"What's the use of such care? These people will not deceive me, they are not relatives of mine. They are entire strangers, who have never received a favor from me. I can trust them."
"At your own risk."
"Now then, gracious Lady, let us shake hands for the last time. I regret that I cannot offer you my right hand. Now we can part in peace; neither one of us owes the other anything more in this world." And he offered Idalia his left hand. "What account we may have to settle with each other in the world below, Beelzebub will tell us, I suppose." With that he pushed her hand aside violently, took his crutch in his left hand, clapped his cap on his bald head, and without a word, limped out of the room and did not look around until he had reached his boat.

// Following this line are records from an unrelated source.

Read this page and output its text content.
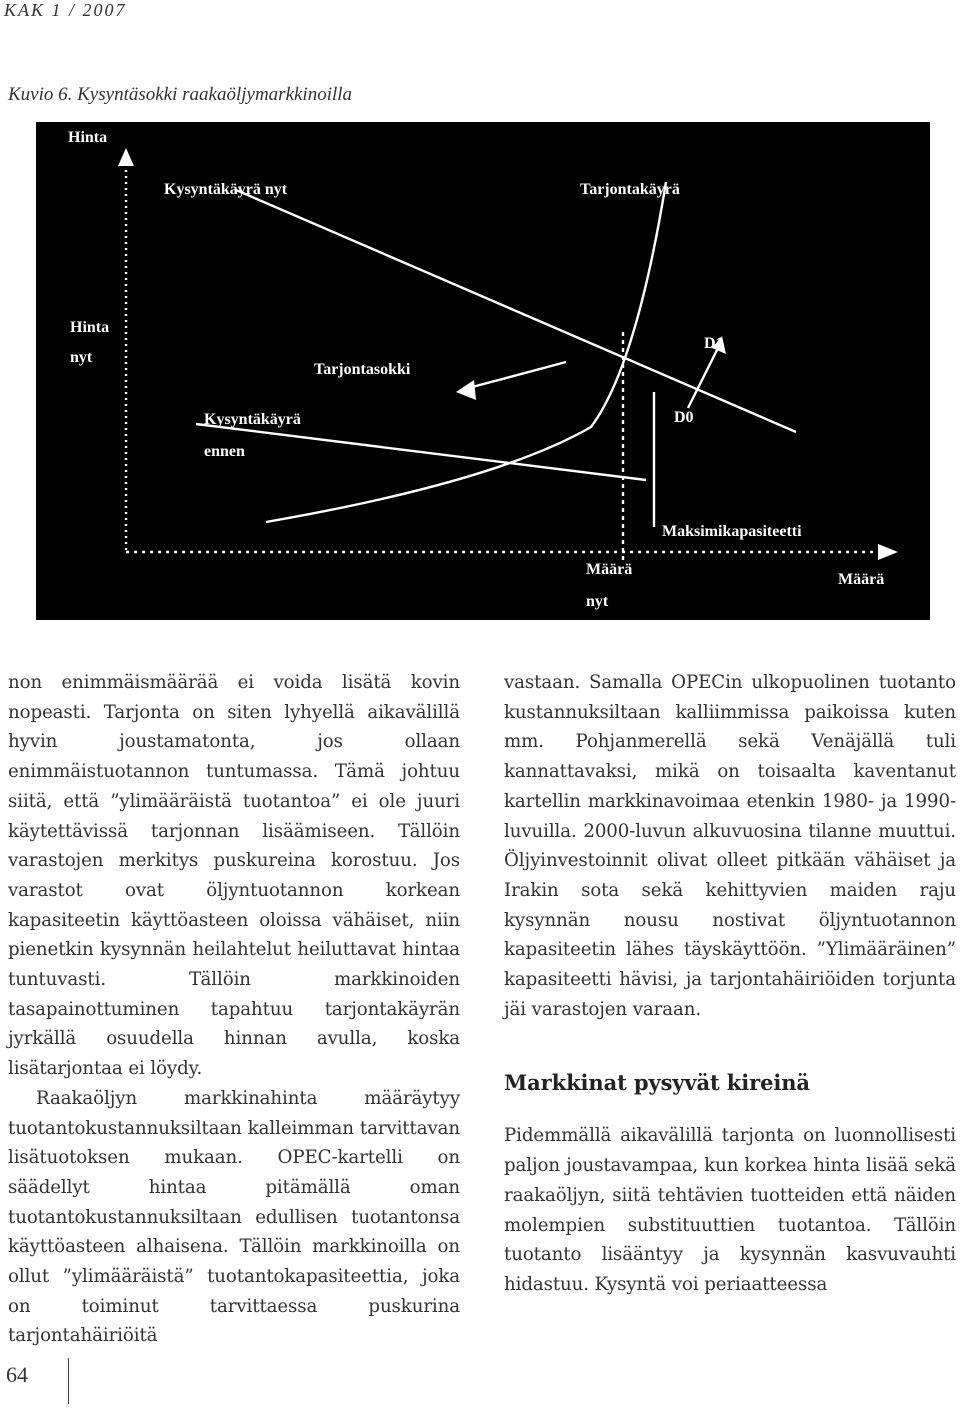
KAK 1 / 2007
Kuvio 6. Kysyntäsokki raakaöljymarkkinoilla
Hinta
Määrä
Kysyntäkäyrä nyt	Tarjontakäyrä
Hinta
nyt
Tarjontasokki
Kysyntäkäyrä
ennen
Maksimikapasiteetti
Määrä
nyt
D1
D0

non enimmäismäärää ei voida lisätä kovin nopeasti. Tarjonta on siten lyhyellä aikavälillä hyvin joustamatonta, jos ollaan enimmäistuotannon tuntumassa. Tämä johtuu siitä, että ”ylimääräistä tuotantoa” ei ole juuri käytettävissä tarjonnan lisäämiseen. Tällöin varastojen merkitys puskureina korostuu. Jos varastot ovat öljyntuotannon korkean kapasiteetin käyttöasteen oloissa vähäiset, niin pienetkin kysynnän heilahtelut heiluttavat hintaa tuntuvasti. Tällöin markkinoiden tasapainottuminen tapahtuu tarjontakäyrän jyrkällä osuudella hinnan avulla, koska lisätarjontaa ei löydy.

Raakaöljyn markkinahinta määräytyy tuotantokustannuksiltaan kalleimman tarvittavan lisätuotoksen mukaan. OPEC-kartelli on säädellyt hintaa pitämällä oman tuotantokustannuksiltaan edullisen tuotantonsa käyttöasteen alhaisena. Tällöin markkinoilla on ollut ”ylimääräistä” tuotantokapasiteettia, joka on toiminut tarvittaessa puskurina tarjontahäiriöitä

vastaan. Samalla OPECin ulkopuolinen tuotanto kustannuksiltaan kalliimmissa paikoissa kuten mm. Pohjanmerellä sekä Venäjällä tuli kannattavaksi, mikä on toisaalta kaventanut kartellin markkinavoimaa etenkin 1980- ja 1990-luvuilla. 2000-luvun alkuvuosina tilanne muuttui. Öljyinvestoinnit olivat olleet pitkään vähäiset ja Irakin sota sekä kehittyvien maiden raju kysynnän nousu nostivat öljyntuotannon kapasiteetin lähes täyskäyttöön. ”Ylimääräinen” kapasiteetti hävisi, ja tarjontahäiriöiden torjunta jäi varastojen varaan.

Markkinat pysyvät kireinä

Pidemmällä aikavälillä tarjonta on luonnollisesti paljon joustavampaa, kun korkea hinta lisää sekä raakaöljyn, siitä tehtävien tuotteiden että näiden molempien substituuttien tuotantoa. Tällöin tuotanto lisääntyy ja kysynnän kasvuvauhti hidastuu. Kysyntä voi periaatteessa

64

Twelve haiduks carried the casks of money to his boat; were they all there or not? Nobody counted. Anything more?
Then Likovay seated himself in the stern of his boat, and said to his boatmen, "Push off."
The boat moved still more slowly than before; but what wonder, when it was heavier by the hundredweight of silver and gold?
CHAPTER XV.
THE GRAVE OF GOLD.
Grazian Likovay's gouty leg really was a good weather-prophet; they had hardly reached the middle of the Waag when the ice crowded around them, and the boat was held firm amid the blocks. One of the crew, at the peril of his life, had to cross the ice cakes to the shore, arouse the people of the castle, and return to the boat with a long rope. By clinging to this rope, Grazian and the crew, with the casks of gold, were brought to shore. Here the lord of the castle was met by Master Mathias with a troica on runners. The casks were put in, and Lord Grazian seated himself on the driver's seat, with Master Mathias beside him to guide the three horses.